Are You Experienced (Deluxe Version)

Around the time he started working on Are You Experienced, Jimi Hendrix met the songwriter-producer Kim Fowley. This was London, 1966. Fowley thought Hendrix was weird and unfashionable, but people had been talking, so Fowley asked: What’s your thing? “Science-fiction rock ’n’ roll,” Hendrix said. It’s not a bad self-assessment. Like science fiction, Hendrix’s futuristic qualities—his use of feedback and noise, the extraterrestrial imagery of “Purple Haze” and “Third Stone From the Sun”—are offset by a groundedness that makes them feel tied to older forms of human expression; a blues for the computer age. He wasn’t experimenting with modern classical music (like The Beatles) or high-minded pop orchestration (like The Beach Boys); he wasn’t even tapping into the more explicitly far-reaching journeys of psychedelia, like Pink Floyd.
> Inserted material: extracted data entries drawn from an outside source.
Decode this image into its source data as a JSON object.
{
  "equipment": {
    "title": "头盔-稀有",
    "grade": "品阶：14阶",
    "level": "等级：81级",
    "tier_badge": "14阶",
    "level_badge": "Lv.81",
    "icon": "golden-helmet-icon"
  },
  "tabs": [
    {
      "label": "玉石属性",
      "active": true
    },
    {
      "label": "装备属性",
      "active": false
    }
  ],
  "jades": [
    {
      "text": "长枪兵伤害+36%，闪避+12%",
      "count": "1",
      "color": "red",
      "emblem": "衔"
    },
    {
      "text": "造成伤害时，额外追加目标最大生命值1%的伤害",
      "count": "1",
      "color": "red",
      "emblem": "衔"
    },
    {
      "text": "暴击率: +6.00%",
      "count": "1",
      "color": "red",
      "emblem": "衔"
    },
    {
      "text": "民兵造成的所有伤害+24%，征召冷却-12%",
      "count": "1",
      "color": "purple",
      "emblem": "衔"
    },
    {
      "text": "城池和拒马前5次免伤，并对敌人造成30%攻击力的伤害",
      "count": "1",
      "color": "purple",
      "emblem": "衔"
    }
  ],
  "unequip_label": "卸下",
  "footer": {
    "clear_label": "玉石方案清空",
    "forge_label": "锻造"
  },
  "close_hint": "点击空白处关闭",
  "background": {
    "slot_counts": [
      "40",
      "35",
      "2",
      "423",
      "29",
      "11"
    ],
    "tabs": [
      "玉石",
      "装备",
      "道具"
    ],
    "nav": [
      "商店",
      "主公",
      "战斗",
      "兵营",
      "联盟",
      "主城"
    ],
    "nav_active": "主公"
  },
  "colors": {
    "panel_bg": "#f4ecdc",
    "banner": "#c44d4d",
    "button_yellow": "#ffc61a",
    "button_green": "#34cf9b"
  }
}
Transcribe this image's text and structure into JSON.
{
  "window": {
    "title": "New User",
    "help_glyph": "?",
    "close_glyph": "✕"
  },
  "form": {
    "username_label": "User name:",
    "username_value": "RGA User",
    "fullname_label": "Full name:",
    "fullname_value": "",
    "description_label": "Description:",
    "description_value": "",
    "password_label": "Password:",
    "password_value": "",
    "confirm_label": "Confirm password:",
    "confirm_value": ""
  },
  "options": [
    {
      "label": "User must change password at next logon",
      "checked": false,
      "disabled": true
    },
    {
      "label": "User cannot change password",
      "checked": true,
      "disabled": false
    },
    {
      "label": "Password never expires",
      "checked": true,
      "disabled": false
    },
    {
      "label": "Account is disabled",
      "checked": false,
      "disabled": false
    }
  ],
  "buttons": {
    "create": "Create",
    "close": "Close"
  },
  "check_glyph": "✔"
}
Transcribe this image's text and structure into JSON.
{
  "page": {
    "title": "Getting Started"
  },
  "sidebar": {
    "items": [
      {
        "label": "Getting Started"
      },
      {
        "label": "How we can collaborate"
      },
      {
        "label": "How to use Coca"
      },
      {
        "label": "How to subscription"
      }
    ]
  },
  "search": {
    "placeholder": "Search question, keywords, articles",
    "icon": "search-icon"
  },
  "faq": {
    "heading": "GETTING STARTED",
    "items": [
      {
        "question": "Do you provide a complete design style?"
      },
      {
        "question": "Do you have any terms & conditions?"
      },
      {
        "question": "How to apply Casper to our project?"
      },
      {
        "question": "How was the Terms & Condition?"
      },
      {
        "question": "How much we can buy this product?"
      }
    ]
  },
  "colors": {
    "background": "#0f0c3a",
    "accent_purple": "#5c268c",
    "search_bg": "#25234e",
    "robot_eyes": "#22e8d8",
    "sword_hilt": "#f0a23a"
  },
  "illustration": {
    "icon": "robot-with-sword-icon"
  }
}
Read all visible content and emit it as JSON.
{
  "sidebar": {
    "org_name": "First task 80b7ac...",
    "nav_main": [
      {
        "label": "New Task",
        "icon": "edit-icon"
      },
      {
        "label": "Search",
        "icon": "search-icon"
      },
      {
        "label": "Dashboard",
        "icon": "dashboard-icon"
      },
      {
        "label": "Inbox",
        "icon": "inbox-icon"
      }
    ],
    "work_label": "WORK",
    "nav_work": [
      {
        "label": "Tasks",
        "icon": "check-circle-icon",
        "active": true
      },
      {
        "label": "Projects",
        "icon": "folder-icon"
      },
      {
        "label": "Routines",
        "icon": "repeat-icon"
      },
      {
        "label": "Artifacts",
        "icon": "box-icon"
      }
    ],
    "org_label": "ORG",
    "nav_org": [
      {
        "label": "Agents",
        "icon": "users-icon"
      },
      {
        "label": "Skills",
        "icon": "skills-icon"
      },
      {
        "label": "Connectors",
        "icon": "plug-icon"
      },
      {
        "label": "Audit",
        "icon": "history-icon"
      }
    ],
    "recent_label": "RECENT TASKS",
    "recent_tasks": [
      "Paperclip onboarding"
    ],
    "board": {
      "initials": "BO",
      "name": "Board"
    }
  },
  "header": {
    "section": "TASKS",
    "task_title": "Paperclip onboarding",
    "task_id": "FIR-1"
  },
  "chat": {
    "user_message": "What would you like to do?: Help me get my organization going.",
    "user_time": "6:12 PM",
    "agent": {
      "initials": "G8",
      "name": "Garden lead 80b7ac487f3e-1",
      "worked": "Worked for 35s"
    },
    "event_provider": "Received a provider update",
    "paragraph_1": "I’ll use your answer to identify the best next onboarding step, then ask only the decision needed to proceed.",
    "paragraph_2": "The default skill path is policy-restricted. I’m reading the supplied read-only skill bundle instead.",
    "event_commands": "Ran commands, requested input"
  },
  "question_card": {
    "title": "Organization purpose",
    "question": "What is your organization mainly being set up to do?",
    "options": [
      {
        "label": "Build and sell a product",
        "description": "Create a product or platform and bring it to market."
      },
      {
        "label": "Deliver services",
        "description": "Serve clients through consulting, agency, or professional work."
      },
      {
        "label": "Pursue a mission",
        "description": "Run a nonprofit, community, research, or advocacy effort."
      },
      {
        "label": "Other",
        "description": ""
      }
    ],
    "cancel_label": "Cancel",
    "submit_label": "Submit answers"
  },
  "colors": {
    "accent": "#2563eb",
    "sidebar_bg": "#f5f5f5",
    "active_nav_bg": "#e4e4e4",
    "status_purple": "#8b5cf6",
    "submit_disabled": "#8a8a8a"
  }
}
Instead, he took the simple, gut-level sounds of the Muddy Waters and Little Richard he grew up on and transfigured them into something new, an innovation that made him a precursor both to Black psychedelia like Prince and Outkast, and the radical ordinariness of punk, not to mention almost everything blues-related that came in his wake. In the consolidation of the cultural narratives of classic rock, it’s easy to let his innovations wash over you: Hear how great and revolutionary something is often enough, and you stop hearing it at all. But of all the endlessly sanctified albums that came out of the late 1960s, Are You Experienced is one of the few that still feels like a dynamic, living thing—at the very least, the concept of hummable, three-and-a-half-minute songs tricked out with sound effects is as good a definition of 21st-century pop as it was of Hendrix’s music 50 years earlier. And that’s the real magic of good science fiction: No matter how foreign it seems, it’s always talking about now.